The Dining car conductor announces that she will be coming through the train accepting reservations for dinner.  Actually, she calls it 'Dinner in the Diner', and I can' resist thinking, despite going nowhere near any Carolinas, that nothing could be finer.

Dinner introduces me to a lady of about my own age who tells me she's been 'down in Madison doing an 8K'.  I deduce from her figure that this is some kind of race.  I also meet a young couple heading for Spokane, WA.  He works for the London buses: well, that's stretching it a bit: he works for First, who now own most of the yellow school buses in America.  She is a Social Worker, looking after children in Milwaukee: she smokes, and has that haunted, trapped look of someone who desperately wants a cigarette (or perhaps it's just the look of someone who tries to care for abused children in Milwaukee).  The conductor is sadistic, and likes to announce as we approach each stop "this is not a smoking stop".  When we get to the next smoking stop, she is off like she's doing an 8K in Madison.  She has her cigarette; we have her pudding.

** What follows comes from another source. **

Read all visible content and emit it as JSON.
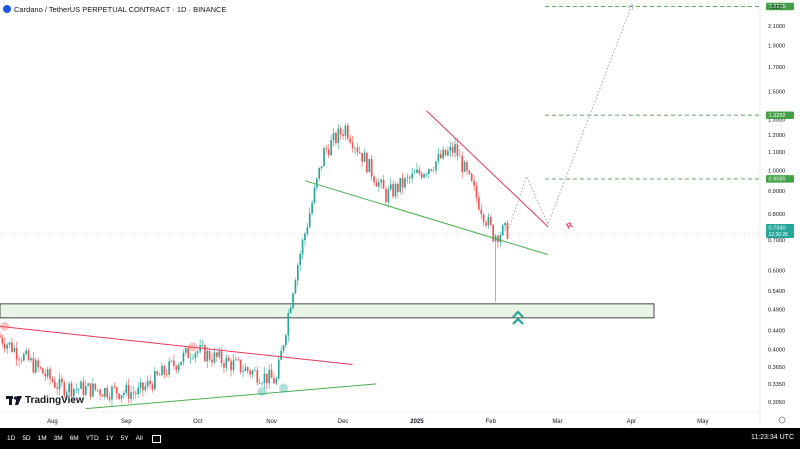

As the sun begins to set, we cross the mighty Mississippi and turn right into Minnesota: even the natives are excited by the river.  We follow it, roughly, into the gathering darkness, all the way to Minneapolis-Saint Paul, the 'Twin Cities'.  Amtrak conductors stick your check-in ticket into the rack above your seat.  They write a code for your destination on it, so you don't sleep past your stop.  Mine says 'M/SP'.